The Youth Olympic Games 2010, slated to take place from 14 August 2010, was greeted with initial fanfare. When the International Olympic Committee (IOC) announced Singapore as the host for the inaugural summer games on 21 February 2008, Singaporeans were generally excited at the prospect of hosting the who's who in sports. Fast forward 2 years, the YOG has failed to attract Singaporeans despite earnest attempts by the state to promote and advertise it. While MyQueenstown Team feels proud and supports Singapore's bid and attempt to host a major sporting event, we felt that the approach taken thus far has been disappointing.
Official Poster for YOG 2010
Before we explore the root of the problem by interviewing Queenstown residents, let us recap at the major issues concerning with Singapore's bid for YOG.
Firstly, the Games Village was initially planned at National University of Singapore. This project was abandoned after rising construction costs amidst a global recession. The Games Village was relocated to the current Halls at Nanyang Technological University and caused inconvenience to the students there.
Secondly, the marketing of YOG has come under scrutiny too. On one hand, The mascots, Lyo and Merly, cannot be easily identifiable. On the other hand, some of the programmes organised by Community Centres and funded by the YOG sponsors, in conjuction with Games, has failed to attract many youths. An example will be "Let's Walk!" conducted by Queenstown Community Centre, which took place on 13th June 2010, were catered specifically to the elderly rather than youths.
Thirdly, in order to facilitate convenience for the participants and officials, road users may be fined $130 for not "giving way" to YOG vehicles. This approach has ruffled feathers among Singaporeans.
Give Way Sign Along Singapore Roads
Despite these hiccups, we believe that the YOG will be carried out smoothly. Young sportsmen and tourists alike will be impressed by Singapore's efficiency and dedication. However, to a heartlander in Queenstown, YOG remains very much a private affair. This begs the question why Singaporeans, Queenstown residents in particular, remains skeptical and oblivious to the Games? Let us find out!
Mdm Yeo Siew Khim, a resident in Tanglin Halt, commented, "Although I'm supporting Singapore's bid for YOG, I'm not going to watch Singapore at the games because it is essentially foreigners representing us! It feels as if we are buying medals (which is against the sporting spirit."
Mdm Siew Khim
Qing Jing, a student at Bukit Merah Secondary School, shares a slightly different opinion. "I'm excited about YOG because it is happening right in my school with the promotional videos... We will be having trips to the YOG Opening Ceremony. However, I feel that more Singaporeans should be inside the YOG team instead of 'Chinese' naturalised Singaporeans. This will make us feel proud of the team."
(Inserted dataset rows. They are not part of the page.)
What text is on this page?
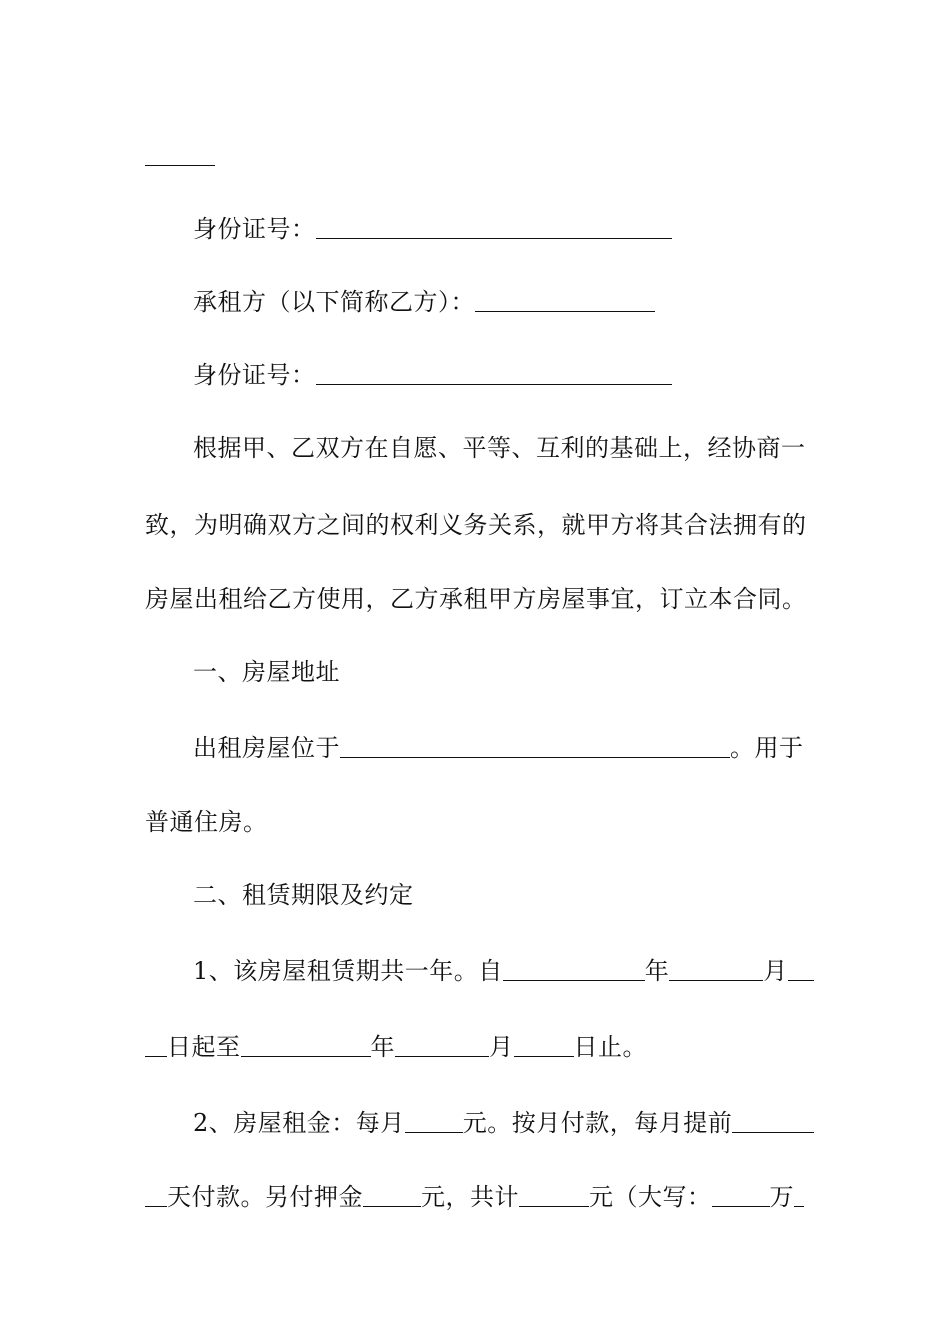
身份证号：
承租方（以下简称乙方）：
身份证号：
根据甲、乙双方在自愿、平等、互利的基础上，经协商一
致，为明确双方之间的权利义务关系，就甲方将其合法拥有的
房屋出租给乙方使用，乙方承租甲方房屋事宜，订立本合同。
一、房屋地址
出租房屋位于	。用于
普通住房。
二、租赁期限及约定
1、该房屋租赁期共一年。自	年	月
日起至	年	月	日止。
2、房屋租金：每月 元。按月付款，每月提前
天付款。另付押金 元，共计	元（大写： 万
Mdm Mizah, a housewife who lives in Tanglin, has heard about YOG on television programmes. She says, "I will watch some games but I think the media is not very effective in advertising and promoting the Games so that Singaporeans can identify with them. I am not very excited about it because they are so many foreigners in the Singapore team."
Mdm Mizah and her children
The spirit of Olympics requires "mutual understanding with a spirit of friendship, solidarity and fair play." The main sticking point about YOG isn't the infrastructure, marketing or the 'hard-sell' approach. The main problem lies in the commitment to nurture local talents to participate in these sporting events. While foreign-born naturalised Singaporeans have brought medals, competitive spirit and additional zest in our team, they may deprive a young Singaporean his (or her) dream of representing the nation in a major sporting event. Although Singapore should strive to achieve success at any sporting events such as the YOG, it should not be achieved at the expense of the spirit of Olympics. Winning isn't everything.